What Is Decanting?

Decanting or Decantation in Chemistry

This is the setup for decantation in a test tube. The test tube is kept near a 45 degree angle to allow free flow of the liquid past the solid or denser liquid. © Todd Helmenstine

The term 'decant' is usually associated with wine. Decanting is also a chemical laboratory process used to separate mixtures.

Decanting is a process to separate mixtures. Decanting is just allowing a mixture of solid and liquid or two immiscible liquids to settle and separate by gravity. This process can be slow and tedious without the aid of a centrifuge. Once the mixture components have separated, the lighter liquid is poured off leaving the heavier liquid or solid behind.

Typically, a small amount of the lighter liquid is left behind.

In laboratory conditions, small volumes of mixtures are decanted in test tubes. If time is not a concern, the test tube is kept at a 45° angle in a test tube rack. This allows the heavier particles to slide down the side of the test tube while allowing the lighter liquid a path to rise to the top. If the test tube were held vertically, the heavier mixture component could block the test tube and not allow the lighter liquid to pass as it rises.

A centrifuge can greatly increase the rate of separation by simulating a great increase in the force of gravity.

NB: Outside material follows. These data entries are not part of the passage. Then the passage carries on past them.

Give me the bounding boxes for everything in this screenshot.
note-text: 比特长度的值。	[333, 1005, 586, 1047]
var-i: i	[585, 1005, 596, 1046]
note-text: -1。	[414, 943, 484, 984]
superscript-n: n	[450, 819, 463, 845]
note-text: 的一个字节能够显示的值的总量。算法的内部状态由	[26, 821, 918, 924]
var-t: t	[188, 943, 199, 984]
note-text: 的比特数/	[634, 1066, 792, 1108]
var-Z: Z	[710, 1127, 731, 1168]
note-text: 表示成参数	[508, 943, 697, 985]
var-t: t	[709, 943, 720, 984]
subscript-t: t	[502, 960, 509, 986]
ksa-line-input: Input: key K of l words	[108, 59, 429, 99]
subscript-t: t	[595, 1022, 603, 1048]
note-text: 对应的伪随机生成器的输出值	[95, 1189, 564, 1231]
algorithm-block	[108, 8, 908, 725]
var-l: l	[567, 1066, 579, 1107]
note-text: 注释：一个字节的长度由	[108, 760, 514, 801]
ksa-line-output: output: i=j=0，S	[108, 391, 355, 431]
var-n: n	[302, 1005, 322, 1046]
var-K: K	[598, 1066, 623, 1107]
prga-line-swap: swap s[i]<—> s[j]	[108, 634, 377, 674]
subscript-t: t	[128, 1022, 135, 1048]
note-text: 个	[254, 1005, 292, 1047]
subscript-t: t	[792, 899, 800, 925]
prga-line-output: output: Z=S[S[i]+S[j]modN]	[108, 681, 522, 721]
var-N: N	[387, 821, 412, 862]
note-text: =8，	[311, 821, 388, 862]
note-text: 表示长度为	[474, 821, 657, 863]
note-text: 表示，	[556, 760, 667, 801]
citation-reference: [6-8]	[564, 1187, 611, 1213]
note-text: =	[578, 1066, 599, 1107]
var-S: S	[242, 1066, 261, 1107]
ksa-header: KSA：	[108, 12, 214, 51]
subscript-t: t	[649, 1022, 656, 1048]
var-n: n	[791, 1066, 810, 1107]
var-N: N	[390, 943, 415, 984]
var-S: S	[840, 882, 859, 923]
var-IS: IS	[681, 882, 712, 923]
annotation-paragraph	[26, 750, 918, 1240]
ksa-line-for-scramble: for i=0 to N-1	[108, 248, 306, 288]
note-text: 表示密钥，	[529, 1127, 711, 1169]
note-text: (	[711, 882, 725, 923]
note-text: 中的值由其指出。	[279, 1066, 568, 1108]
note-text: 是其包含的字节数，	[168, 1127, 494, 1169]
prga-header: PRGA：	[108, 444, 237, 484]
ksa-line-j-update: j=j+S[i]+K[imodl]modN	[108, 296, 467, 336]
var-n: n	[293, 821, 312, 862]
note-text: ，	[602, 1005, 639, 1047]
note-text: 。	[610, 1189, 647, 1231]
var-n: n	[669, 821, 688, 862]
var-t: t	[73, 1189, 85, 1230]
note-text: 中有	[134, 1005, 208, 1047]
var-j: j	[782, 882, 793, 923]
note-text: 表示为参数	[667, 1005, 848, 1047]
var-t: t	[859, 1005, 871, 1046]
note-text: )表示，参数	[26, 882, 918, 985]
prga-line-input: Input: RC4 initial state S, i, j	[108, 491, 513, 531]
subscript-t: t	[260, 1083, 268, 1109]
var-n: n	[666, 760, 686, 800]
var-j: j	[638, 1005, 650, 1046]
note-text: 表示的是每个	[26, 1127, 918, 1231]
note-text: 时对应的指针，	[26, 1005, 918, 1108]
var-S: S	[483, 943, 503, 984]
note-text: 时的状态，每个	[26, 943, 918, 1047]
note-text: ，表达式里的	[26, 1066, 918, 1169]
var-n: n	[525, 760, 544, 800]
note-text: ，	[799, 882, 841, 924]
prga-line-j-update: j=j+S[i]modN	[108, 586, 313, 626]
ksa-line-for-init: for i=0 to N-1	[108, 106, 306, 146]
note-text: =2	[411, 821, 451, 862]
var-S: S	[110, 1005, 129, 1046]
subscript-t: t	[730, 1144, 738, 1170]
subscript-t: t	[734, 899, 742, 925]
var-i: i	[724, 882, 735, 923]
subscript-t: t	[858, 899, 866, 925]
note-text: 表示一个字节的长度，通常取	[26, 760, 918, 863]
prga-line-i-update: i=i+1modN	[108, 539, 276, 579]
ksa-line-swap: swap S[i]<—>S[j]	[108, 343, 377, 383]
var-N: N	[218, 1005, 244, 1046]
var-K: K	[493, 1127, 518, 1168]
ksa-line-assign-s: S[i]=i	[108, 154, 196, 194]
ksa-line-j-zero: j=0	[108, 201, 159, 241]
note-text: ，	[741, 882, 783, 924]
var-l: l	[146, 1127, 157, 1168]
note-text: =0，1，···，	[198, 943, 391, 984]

Some mixtures that can be decanted:

  • Oil and water - oil floats on top of water. Decanting the mixture allows the oil to be poured off the water.
  • Gasoline or kerosene and water - this mixture is an example often cited as a safety hazard. Decanting a mixture containing flammable solvents can be dangerous as the flammable material evaporates and forms dangerous fumes.
  • Dirt and water - muddy water can be cleared up by decanting. The soil will sink to the bottom of the tube allowing the clear water to be poured off.
  • Wine - Sediment from the fermentation process can produce an undesirable taste. Wine is decanted to separate the wine from these sediments.
  • Cream and milk - Cream is separated from milk by decantation. Cream rises to the top of the milk mixture and is easily skimmed off.
  • Blood and plasma: A centrifuge is necessary for this decantation. Plasma can be removed from blood by decantation.